Ovations’ formulary as we developed it covers 100% of CMS’ top 100 volume drugs
without requiring prior authorization. It also is one of the few formularies to
include all 178 Part D covered drugs that the Health and Human Services’
Inspector General reports as most commonly used by dual eligibles. And, the
Ovations formulary originally contained just 39 drugs with prior authorization requirements
and five with step therapy requirements. Again, as indicated, we temporarily suspended
these requirements for all but a few drugs in order to give pharmacists and
enrollees ample time to adjust to their new Part D plans. As mentioned, some of
these requirements have now been removed entirely, and others are being
gradually phased back into place.
Still More to Do
Despite
the start-up issues, there is much good news to talk about with respect to the
Part D program. However, our work to make the program succeed for all
beneficiaries, and very importantly to ensure that those who need it most are
signing up, is by no means finished. We are resolute in our commitment to help
deliver on this promise for all beneficiaries.
Critical in this regard
is the particular importance of helping lower-income individuals, especially
those not eligible for Medicaid, understand the value of enrolling in Part D.

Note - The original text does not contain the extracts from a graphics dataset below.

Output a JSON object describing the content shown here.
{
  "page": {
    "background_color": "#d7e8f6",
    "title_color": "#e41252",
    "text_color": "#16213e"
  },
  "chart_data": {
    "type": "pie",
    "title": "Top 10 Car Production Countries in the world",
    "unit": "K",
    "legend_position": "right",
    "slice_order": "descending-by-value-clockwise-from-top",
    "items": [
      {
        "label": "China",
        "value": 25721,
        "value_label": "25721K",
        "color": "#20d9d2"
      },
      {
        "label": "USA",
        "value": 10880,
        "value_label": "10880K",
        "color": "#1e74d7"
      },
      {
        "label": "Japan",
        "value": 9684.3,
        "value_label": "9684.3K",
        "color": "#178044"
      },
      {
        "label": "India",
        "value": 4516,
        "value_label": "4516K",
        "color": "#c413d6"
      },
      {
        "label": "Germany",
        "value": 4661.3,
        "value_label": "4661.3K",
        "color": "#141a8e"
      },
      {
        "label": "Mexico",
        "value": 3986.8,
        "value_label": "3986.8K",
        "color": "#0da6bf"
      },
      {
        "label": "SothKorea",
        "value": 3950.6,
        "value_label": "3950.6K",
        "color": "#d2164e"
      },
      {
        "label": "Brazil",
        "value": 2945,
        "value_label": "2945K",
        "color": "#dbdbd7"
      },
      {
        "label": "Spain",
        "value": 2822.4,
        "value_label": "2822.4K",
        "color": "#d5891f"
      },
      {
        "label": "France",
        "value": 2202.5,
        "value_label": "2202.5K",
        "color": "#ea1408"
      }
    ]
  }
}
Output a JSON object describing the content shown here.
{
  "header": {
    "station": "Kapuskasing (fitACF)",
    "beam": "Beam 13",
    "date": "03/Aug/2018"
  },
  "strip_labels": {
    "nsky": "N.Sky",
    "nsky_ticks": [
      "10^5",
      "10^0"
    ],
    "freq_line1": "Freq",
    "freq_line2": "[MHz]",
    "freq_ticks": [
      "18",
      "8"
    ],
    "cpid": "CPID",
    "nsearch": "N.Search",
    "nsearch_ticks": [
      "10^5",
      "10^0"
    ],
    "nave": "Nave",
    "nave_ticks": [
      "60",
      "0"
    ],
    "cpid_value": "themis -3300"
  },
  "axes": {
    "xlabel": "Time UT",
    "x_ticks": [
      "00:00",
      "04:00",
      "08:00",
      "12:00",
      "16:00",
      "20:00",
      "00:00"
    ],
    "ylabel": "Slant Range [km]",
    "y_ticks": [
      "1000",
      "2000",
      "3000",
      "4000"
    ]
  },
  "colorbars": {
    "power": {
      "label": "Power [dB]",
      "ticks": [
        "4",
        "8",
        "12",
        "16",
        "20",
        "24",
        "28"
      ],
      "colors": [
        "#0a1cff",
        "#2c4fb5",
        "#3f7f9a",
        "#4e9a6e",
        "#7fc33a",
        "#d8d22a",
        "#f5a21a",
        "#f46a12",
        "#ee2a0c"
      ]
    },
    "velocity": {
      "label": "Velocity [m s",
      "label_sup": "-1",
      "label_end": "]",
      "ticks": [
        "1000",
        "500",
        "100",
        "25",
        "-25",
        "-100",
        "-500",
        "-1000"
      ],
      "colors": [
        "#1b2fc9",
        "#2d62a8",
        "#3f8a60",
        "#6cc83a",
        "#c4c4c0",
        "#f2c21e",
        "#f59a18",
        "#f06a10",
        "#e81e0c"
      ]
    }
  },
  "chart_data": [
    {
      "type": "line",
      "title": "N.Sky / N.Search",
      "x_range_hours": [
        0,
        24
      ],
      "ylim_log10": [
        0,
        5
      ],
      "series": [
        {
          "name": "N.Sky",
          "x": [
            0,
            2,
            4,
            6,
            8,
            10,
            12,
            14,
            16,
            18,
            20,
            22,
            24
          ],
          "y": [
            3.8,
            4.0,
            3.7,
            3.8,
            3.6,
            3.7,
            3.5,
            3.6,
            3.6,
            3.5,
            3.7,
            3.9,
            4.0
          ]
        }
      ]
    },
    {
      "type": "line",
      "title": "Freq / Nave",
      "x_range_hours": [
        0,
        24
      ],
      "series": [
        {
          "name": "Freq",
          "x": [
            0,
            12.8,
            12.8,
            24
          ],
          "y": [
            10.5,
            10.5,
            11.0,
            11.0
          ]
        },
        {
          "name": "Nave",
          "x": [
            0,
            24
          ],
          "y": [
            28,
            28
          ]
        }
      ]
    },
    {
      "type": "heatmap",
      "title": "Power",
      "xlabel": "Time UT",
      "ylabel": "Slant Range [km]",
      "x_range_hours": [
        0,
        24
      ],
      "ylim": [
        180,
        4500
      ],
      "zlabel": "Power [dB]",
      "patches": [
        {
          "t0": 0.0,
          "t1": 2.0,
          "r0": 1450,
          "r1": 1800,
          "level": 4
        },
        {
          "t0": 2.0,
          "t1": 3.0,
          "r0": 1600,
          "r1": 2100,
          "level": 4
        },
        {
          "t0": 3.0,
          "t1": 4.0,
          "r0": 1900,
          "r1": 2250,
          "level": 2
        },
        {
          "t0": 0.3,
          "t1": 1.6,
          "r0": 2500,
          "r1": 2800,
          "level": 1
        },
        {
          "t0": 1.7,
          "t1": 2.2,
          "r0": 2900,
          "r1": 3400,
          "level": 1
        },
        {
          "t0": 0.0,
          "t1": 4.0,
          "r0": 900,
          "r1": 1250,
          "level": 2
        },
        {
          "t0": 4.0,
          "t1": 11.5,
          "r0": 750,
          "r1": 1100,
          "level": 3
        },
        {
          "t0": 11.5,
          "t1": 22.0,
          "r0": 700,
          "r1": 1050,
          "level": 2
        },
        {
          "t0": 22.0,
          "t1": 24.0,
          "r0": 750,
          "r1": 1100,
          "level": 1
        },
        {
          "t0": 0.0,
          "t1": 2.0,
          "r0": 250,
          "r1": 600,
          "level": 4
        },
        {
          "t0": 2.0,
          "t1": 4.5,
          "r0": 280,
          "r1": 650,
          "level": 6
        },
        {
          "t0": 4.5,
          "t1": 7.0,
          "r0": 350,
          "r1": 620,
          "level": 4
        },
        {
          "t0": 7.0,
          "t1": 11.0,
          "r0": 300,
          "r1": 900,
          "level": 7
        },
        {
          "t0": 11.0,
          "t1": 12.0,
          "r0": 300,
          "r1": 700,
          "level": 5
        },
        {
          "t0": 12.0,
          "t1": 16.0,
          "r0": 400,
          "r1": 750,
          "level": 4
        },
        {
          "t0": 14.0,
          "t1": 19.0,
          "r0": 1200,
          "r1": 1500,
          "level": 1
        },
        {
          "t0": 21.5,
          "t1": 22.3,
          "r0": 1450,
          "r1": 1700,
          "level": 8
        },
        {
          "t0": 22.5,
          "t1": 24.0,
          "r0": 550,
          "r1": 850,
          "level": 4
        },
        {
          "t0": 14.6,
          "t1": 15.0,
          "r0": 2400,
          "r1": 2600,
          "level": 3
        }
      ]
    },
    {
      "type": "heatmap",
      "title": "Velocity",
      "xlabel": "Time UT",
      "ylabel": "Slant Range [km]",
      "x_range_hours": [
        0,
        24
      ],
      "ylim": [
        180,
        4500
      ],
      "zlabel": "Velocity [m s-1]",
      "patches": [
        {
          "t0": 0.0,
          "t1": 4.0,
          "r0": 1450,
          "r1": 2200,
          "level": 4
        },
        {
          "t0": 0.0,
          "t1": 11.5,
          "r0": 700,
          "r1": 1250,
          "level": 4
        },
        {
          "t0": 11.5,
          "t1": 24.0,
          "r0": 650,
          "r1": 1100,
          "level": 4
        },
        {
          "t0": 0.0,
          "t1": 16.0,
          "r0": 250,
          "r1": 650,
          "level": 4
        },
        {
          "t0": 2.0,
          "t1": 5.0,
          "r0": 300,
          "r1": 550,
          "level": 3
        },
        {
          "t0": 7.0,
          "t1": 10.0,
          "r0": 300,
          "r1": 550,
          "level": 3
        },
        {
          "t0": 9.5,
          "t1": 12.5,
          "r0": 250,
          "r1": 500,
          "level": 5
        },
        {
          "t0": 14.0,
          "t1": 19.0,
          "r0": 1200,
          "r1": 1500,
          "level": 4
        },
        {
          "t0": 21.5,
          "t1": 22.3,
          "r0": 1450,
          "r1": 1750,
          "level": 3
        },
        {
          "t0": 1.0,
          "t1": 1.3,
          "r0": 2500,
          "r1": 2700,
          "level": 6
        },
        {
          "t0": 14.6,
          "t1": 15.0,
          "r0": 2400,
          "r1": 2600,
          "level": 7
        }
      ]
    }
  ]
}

There are an estimated six to eight million low-income people who should
qualify for subsidies under Part D but are not eligible for Medicaid. These
are people who likely have no prescription drug coverage and stand to benefit
most from a reliable source of coverage that makes prescription drugs available
to them on an affordable basis. To accomplish this objective, it is important
that we join together to reach out to these beneficiaries, clarify any misperceptions
about the program, and remove whatever barriers exist to their enrolling in
Part D.
Conclusion
In
conclusion, we would like to say that we believe the Medicare prescription drug
program is working well for the vast majority of beneficiaries. Enrollees in
UnitedHealth Group/Ovation’s Medicare Part D plans are realizing significant
savings and report a high degree of satisfaction. And the program overall, as
CMS has reported, is delivering access to medications for millions of beneficiaries
while yielding significant savings.
Ovations/UnitedHealth
Group is committed to working with you, CMS, the Social Security
Administration, states, pharmacists, and beneficiaries to address current and
future challenges. We are determined to do all we can to fulfill the promise
of this ambitious and valuable program. We hope that we can be a constructive
force to that end and look forward to working with you in the months to come. We
especially appreciate the Committee’s leadership on this important matter and
thank you for the opportunity to share our thoughts.